For the act of action, however, she makes use of conceptions, since through them she determines movement parameters.
Because Margrit Kahl’s art can be viewed both philosophically and psychologically, it is necessary to relate her work to the newer tendencies in art as well as to the intellectual efforts to engage with questions of human existence.
It is evident that the collapse of modern society, both socialist and capitalist, signifies not only an ideological crisis but also the consequence of a certain mathematical progression — characterized, among other things, by inflation, militarization, environmental crises, overpopulation, and unemployment.
If we take as our point of departure American Abstract Expressionism, with Jackson Pollock at its forefront, or consider Pop Art, Minimal Art, Concept Art, Happening, or Performance Art — in short, all the newer tendencies that developed from the late 1950s to the mid-1970s — we can understand that, in my view, they perfectly illustrate the four pillars of materialist philosophical positions: structuralism, psychoanalysis, Marxism, and, to some extent, existentialism.
Yet the elegance of this correspondence is not without tragedy. The artist, equipped with his modern video technology, has often witnessed with his own eyes that the dream of man as a robot has no future, and that the pursuit of material enrichment encounters definite limits.

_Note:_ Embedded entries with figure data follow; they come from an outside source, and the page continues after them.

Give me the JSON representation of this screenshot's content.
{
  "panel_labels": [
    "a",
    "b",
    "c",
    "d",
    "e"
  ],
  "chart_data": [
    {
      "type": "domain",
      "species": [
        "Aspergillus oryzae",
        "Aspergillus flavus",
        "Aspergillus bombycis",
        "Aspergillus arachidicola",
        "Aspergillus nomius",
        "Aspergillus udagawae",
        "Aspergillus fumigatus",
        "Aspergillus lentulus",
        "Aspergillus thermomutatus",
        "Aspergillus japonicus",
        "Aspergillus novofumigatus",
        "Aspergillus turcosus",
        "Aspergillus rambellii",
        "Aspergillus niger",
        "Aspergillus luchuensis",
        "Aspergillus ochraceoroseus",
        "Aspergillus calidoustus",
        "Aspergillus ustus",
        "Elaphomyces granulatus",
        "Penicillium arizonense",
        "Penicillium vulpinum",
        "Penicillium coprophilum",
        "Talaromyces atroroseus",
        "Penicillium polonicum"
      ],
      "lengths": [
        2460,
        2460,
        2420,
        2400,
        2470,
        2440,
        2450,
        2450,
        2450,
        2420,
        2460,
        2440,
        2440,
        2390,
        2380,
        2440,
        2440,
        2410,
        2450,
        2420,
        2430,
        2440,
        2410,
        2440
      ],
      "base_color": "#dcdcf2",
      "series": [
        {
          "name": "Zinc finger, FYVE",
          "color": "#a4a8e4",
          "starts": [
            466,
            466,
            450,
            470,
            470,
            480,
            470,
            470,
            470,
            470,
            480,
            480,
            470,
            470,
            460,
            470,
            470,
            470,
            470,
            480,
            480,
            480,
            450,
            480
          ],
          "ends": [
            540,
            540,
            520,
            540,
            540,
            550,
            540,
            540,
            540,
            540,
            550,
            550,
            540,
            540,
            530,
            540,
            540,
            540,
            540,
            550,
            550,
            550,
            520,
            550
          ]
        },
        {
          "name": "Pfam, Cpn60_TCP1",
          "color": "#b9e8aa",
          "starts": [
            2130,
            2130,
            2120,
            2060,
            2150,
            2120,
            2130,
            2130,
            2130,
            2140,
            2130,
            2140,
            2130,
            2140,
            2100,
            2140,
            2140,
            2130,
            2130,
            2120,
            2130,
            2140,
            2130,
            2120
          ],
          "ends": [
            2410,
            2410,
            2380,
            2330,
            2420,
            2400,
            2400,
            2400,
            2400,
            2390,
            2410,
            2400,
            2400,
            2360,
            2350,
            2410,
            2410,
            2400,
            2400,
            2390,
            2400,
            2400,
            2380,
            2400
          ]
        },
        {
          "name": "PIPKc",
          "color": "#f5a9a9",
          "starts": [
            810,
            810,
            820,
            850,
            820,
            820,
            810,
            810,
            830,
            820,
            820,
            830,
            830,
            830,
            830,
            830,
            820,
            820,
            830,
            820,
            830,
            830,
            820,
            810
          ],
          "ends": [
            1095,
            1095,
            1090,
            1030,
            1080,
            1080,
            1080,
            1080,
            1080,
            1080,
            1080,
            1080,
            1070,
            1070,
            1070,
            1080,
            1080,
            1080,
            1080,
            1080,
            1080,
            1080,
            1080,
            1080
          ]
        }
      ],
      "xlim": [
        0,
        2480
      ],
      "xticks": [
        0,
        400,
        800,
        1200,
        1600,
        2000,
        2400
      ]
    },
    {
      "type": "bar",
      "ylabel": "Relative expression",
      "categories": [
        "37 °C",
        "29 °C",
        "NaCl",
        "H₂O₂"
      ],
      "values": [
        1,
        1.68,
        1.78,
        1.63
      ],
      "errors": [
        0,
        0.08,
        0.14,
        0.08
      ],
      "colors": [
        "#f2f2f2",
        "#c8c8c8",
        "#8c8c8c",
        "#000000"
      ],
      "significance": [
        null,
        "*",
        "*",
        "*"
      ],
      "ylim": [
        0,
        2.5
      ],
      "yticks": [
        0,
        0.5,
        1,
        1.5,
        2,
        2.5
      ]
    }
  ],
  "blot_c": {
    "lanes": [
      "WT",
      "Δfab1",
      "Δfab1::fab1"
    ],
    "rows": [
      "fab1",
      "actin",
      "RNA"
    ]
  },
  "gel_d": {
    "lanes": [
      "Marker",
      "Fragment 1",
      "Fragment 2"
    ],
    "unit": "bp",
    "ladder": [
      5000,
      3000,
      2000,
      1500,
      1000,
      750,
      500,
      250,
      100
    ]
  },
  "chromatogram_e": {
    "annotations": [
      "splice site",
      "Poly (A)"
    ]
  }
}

There is therefore no other way out than to create autonomy in form and/or in artistic conception.
Without denying the positive aspects of advanced industrial society, and without wishing to appear anachronistic, some artists have finally come to understand the destructive tendencies inherent in such artistic movements.
The content of Margrit Kahl’s art is of great relevance to modern humanity, for it visually represents the lack of coordination and balance in the brain caused by technology.
It is no coincidence that a number of modern artists have been dealing with the problem of the brain at a time when mini-computers are already in the hands of schoolchildren.
That artists such as Seurat, Malevich, Mondrian, Yves Klein, and Ad Reinhardt — to name only a few — have represented, through their paintings and imagination, Newton’s theory of color in a behaviorist–metaphysical way within twentieth-century art, already points clearly in this direction.
The question arises whether an exclusively behaviorist art, such as Pop Art and Socialist Realism, might not lead to a far-reaching degradation of the human being.
The creative-phenomenological intention that Margrit Kahl pursues in an extremely structuralist world is directed toward achieving a greater human equilibrium.
Jean Sellem
(*) Marshall McLuhan, Understanding Media, Preface, pp. 7–9, Collection Points, Paris 1977.